Fluorescent microscopy of bioaccumulation and subcellular localization of 1 µm flPS-MPs in Mahlavu cells after 48 h of exposure time (20,000 beads/mm²). The image in (A) was acquired with a Plan-Apochromat 60×/1.45 in oil objective, whereas the one in (B) was acquired with a Plan-Apochromat 100×/1.45 in oil objective, to zoom in and obtain a more detailed visualization; localization of the PS-MPs within cells is denoted by white arrows. Nucleus: blue (DAPI); cytoskeleton: red (Phalloidin Alexa Fluor-555 conjugated); PS-MPs: green/yellow. Scale bar: 10 µm.

Figure 4

(A) Bioaccumulation of 1 µm PS-MPs by Mahlavu cells after 24 h and 48 h of exposure to beads at different densities (5000–10,000–20,000 beads/mm²). Fluorescent microscopy representative images of PS-MPs-treated cells. Nucleus: blue (DAPI); cytoskeleton: red (Phalloidin Alexa Fluor-555 conjugated); PS-MPs: green/yellow. Scale bar: 10 µm. (B) Percentage of positive cells for PS beads internalization. Error bars: 95% CI. (C) number of 1 µm PS-MPs per single cell. * p < 0.05; ** p < 0.01; circle sign for data normalization.

Figure 5

Extrusion process of 1 µm PS-MPs in Mahlavu cells exposed to 20,000 beads/mm² for 24 or 48 h. (A) Percentage of positive cells for PS beads internalization. Error bars: 95% CI. (B) Number of beads per cell in the different tested conditions. * p < 0.05.

Figure 6

Confocal microscopy of Mahlavu cells after 24 h of exposure to 2 µm PS beads (5000 beads/mm²). (A) Five consecutive optical sections, Z-step: 0.3 µm; (B) Z-stack projection deriving from the superimposition of 26 optical sections with a 0.3 µm Z-step; (C) three-dimensional views of the Z-stack along the x-axis (upper image) and the z-axis (lower image). Cytoskeleton: red (Phalloidin Alexa Fluor-555 conjugated); PS-MPs: green/yellow.
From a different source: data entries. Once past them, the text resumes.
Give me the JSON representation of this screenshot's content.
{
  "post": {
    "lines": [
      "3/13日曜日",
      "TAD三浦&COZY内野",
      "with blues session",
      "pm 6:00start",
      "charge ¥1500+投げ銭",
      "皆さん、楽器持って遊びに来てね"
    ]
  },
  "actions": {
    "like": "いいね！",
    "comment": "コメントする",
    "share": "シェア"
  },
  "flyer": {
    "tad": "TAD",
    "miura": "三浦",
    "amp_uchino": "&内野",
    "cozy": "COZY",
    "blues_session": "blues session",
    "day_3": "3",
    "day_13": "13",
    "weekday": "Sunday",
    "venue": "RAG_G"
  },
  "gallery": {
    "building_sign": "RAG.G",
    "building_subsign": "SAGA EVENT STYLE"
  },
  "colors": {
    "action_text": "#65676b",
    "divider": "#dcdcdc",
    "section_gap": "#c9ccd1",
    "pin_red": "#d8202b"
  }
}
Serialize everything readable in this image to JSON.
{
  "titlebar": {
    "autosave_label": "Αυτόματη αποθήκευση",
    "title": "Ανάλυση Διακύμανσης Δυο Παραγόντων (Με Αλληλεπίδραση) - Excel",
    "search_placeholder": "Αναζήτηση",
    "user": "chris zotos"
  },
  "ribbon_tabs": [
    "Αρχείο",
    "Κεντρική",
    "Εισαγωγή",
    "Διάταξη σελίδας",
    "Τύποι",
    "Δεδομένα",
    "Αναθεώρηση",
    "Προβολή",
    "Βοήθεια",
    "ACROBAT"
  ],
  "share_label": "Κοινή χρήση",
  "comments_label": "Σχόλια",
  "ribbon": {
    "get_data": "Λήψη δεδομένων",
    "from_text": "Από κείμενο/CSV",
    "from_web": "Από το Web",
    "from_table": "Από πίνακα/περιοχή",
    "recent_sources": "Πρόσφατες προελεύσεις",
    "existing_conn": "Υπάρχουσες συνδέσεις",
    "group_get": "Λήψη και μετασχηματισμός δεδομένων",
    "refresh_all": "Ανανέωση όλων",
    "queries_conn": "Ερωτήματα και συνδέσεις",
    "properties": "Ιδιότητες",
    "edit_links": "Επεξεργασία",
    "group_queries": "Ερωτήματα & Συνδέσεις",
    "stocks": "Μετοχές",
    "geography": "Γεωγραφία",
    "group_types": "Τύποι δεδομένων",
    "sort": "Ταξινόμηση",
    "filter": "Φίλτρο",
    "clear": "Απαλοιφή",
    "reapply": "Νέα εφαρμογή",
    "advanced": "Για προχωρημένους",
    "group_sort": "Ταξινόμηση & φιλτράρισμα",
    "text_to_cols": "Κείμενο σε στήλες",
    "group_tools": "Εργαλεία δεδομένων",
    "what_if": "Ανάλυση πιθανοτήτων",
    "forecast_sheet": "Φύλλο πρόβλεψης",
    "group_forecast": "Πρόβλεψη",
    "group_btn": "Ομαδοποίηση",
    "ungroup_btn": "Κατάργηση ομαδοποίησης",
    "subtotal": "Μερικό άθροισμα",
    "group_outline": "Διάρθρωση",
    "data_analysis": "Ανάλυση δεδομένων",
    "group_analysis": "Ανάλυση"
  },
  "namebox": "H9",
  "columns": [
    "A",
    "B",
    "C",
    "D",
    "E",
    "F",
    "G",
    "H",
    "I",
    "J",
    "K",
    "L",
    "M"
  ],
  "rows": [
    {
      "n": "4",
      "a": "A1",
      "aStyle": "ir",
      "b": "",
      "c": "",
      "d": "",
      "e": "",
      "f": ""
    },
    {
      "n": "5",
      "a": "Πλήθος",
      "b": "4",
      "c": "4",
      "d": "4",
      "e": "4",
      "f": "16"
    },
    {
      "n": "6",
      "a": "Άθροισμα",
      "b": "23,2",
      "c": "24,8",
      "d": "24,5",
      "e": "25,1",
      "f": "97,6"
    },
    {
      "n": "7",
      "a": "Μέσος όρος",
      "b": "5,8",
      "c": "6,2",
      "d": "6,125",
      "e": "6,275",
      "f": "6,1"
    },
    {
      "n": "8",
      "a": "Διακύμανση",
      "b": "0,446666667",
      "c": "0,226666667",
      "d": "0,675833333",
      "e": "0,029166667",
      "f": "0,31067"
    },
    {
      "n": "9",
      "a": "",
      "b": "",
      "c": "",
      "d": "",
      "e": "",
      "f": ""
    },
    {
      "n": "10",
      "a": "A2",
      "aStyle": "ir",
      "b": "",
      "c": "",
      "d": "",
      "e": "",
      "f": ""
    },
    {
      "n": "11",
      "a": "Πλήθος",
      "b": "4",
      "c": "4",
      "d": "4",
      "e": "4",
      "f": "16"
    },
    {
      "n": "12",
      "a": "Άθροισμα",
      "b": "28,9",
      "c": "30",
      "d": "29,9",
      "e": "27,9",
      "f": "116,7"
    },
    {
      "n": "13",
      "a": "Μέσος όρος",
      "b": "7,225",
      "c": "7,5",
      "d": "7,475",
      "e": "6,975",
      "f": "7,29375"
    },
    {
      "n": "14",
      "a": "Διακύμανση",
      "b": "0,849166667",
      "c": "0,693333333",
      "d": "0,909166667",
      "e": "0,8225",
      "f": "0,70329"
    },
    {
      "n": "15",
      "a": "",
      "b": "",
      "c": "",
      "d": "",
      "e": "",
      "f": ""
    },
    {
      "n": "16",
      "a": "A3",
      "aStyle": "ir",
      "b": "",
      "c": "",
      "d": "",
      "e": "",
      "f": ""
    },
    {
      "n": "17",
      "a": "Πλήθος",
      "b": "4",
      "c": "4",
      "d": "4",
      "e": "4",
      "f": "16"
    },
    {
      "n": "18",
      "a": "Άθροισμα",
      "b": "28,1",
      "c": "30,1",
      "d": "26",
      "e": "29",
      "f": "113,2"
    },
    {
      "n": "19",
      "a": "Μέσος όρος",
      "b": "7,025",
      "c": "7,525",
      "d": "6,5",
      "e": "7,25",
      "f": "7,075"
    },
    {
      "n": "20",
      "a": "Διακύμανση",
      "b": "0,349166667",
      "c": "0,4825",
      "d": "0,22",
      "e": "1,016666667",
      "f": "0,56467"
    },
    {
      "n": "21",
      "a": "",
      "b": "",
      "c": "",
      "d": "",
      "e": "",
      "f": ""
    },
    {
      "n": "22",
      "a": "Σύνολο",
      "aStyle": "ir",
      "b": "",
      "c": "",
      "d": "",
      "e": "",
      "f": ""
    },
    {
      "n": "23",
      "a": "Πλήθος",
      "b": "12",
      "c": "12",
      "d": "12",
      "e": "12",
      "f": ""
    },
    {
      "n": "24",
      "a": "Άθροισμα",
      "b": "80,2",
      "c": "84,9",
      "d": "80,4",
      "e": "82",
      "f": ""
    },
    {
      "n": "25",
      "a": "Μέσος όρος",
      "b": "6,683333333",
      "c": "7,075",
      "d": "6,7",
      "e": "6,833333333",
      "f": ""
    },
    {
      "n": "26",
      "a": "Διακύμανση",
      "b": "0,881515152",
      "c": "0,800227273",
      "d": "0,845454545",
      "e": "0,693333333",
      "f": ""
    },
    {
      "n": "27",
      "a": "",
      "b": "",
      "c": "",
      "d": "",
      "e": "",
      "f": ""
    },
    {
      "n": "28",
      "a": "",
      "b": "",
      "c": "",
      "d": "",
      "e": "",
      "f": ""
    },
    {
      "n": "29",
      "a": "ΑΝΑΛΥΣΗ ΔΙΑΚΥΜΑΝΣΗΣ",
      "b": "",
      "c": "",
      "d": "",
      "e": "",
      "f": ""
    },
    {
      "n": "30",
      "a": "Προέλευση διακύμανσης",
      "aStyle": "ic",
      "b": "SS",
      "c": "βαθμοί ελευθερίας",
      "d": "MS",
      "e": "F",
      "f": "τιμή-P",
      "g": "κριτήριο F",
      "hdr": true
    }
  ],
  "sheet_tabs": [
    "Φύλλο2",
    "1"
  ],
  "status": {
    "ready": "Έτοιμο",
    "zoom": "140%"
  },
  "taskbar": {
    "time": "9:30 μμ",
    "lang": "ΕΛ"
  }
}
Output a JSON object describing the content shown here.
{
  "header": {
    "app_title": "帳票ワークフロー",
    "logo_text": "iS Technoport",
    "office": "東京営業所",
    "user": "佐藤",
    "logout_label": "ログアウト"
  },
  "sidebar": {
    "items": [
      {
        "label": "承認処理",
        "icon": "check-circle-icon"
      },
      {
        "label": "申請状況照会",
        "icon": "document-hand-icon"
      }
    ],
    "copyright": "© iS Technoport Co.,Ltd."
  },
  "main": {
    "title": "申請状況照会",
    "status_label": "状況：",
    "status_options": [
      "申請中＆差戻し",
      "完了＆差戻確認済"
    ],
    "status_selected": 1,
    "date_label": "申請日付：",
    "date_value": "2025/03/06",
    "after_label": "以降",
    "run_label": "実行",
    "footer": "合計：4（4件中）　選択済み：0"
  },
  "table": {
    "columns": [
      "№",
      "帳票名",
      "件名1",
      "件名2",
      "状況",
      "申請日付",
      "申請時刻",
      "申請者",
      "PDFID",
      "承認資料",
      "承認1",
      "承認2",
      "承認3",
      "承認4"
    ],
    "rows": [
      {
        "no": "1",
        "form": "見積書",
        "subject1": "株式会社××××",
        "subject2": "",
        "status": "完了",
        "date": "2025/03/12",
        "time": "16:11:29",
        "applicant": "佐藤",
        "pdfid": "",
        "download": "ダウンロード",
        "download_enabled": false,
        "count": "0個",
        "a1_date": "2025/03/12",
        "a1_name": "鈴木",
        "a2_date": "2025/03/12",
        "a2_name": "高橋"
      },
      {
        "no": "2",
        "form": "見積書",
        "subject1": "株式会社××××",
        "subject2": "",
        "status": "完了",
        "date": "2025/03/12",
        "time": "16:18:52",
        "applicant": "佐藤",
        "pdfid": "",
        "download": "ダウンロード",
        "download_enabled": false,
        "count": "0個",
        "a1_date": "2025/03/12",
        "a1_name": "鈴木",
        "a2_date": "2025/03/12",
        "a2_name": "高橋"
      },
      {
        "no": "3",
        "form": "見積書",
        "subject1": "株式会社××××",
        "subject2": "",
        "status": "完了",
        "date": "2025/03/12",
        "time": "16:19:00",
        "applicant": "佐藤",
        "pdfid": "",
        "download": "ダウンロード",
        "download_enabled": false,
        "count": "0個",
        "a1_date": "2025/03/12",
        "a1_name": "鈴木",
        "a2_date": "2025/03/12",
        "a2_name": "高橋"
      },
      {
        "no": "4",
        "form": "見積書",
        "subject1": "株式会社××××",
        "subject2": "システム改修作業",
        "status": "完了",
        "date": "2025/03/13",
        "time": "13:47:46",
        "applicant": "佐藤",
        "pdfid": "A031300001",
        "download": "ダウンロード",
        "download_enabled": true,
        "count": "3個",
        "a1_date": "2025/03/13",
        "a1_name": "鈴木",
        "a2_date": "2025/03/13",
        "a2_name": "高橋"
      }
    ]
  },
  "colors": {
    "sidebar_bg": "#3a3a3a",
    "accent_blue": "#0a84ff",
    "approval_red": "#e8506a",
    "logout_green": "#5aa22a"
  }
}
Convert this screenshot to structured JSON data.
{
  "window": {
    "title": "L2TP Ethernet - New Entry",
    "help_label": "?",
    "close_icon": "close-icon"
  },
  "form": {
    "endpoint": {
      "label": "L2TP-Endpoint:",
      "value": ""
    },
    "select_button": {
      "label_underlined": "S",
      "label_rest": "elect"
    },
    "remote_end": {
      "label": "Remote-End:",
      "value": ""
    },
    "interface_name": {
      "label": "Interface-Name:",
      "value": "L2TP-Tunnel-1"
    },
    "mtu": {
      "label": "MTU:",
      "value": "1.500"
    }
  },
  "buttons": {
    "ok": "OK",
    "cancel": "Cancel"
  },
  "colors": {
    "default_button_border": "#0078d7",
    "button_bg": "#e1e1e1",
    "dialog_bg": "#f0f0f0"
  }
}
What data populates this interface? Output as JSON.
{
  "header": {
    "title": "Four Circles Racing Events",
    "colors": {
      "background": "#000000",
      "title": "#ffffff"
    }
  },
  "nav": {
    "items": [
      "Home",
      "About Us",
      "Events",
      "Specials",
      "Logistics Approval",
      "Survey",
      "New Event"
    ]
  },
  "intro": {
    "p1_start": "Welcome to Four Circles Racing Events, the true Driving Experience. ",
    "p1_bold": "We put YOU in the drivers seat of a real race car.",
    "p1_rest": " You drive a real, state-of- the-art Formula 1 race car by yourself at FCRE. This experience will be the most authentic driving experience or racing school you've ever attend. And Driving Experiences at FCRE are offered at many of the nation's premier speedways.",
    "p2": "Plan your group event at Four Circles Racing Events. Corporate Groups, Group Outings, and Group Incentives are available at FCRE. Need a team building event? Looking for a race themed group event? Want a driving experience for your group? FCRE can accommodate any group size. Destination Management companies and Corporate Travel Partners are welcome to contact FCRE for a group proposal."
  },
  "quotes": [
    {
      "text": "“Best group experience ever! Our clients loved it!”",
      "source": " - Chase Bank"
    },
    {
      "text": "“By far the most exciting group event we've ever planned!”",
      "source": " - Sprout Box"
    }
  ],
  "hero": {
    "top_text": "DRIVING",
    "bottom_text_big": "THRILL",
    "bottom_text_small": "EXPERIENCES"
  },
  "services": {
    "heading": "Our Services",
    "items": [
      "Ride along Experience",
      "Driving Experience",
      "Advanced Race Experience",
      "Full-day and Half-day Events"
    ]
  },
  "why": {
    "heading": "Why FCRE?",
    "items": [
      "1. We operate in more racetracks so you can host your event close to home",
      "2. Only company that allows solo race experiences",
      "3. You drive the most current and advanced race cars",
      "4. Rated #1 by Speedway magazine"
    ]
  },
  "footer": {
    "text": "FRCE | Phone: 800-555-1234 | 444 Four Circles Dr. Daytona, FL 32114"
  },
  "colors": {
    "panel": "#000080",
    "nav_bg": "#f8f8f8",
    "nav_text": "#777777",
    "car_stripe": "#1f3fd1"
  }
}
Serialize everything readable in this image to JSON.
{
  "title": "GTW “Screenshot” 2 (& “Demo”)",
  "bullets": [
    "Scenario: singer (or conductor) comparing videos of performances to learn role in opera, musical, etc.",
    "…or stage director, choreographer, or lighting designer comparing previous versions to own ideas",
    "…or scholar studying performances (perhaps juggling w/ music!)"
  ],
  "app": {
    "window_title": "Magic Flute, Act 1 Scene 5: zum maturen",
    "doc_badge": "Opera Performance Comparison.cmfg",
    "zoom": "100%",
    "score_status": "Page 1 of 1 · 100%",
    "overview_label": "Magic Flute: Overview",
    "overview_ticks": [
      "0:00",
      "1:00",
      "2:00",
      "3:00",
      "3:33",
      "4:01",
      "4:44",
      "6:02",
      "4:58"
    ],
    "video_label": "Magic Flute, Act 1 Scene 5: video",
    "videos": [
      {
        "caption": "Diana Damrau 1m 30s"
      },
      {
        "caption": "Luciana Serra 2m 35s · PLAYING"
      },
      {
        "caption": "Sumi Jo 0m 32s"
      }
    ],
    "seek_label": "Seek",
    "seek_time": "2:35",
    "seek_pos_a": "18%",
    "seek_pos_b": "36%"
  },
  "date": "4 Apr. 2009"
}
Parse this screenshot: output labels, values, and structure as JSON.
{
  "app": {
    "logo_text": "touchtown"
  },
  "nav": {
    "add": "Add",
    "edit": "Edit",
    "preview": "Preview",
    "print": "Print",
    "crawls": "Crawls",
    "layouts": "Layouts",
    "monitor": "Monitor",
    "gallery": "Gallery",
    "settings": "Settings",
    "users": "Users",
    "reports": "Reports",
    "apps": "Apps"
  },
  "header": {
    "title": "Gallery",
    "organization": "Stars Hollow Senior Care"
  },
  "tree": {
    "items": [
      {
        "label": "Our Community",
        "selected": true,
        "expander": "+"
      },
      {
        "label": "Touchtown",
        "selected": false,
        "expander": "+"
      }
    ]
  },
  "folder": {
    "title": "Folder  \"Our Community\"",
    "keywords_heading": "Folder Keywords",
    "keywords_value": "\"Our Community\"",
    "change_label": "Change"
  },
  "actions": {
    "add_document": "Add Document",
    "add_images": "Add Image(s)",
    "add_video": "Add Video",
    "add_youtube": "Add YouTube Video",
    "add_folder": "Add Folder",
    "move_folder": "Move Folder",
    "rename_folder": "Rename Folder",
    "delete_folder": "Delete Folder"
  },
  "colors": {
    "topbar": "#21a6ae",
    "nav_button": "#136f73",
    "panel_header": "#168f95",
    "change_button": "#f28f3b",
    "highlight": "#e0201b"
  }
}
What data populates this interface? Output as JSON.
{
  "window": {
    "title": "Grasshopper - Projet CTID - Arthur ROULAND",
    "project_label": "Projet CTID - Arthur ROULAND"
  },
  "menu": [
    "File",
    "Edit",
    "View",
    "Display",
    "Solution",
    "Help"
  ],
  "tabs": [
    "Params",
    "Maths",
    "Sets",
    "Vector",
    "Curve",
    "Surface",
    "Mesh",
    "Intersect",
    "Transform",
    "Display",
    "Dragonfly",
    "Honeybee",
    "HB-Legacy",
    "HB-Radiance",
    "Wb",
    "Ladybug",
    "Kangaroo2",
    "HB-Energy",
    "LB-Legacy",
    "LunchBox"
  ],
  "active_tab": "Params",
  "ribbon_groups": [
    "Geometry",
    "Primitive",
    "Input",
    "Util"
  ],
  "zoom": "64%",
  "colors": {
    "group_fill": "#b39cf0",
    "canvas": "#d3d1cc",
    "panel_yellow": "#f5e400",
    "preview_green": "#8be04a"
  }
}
Scale bar: 10 µm.

Figure 7

Bioaccumulation and localization pattern of 2 µm PS-MPs in Mahlavu cells, after 24 h and 48 h of exposure to beads at different densities (5000–10,000–20,000 beads/mm²). (A) Fluorescent microscopy representative images of PS-MPs-treated cells. Nucleus: blue (DAPI); cytoskeleton: red (Phalloidin Alexa Fluor-555 conjugated); PS-MPs: green/yellow. Scale bar: 10 µm. (B) Percentage of positive cells for PS beads internalization. Error bars: 95% CI. (C) Number of beads per single cell. * p < 0.05; ** p < 0.01; circle sign for data normalization.

Figure 8

Extrusion of 2 µm PS-MPs. (A) Percentage of positive cells for PS beads internalization. Error bars: 95% CI. (B) Number of beads per single cell. ** p < 0.01.

Figure 9

Internalization of 1 and 2 µm flPS-MPs by human cell lines (20,000 beads/mm²; exposure time: 48 h). Nucleus: blue (DAPI); cytoskeleton: red (Phalloidin Alexa Fluor-555 conjugated); PS-MPs: green/yellow. Scale bar: 10 µm.

Figure 10

Effects of 1 and 2 µm PS-MPs on cell viability and proliferation of Mahlavu, HCT-116, and A549 cell lines exposed to 20,000 beads/mm². (A) Percentage of cell proliferation in cells exposed to PS-MPs for 24 or 48 h. Doxorubicin was used as positive control; (B) percentage of cell viability in cells exposed to PS-MPs for 24 or 48 h. Doxorubicin was used as positive control. * p < 0.05; ** p < 0.01; **** p < 0.0001.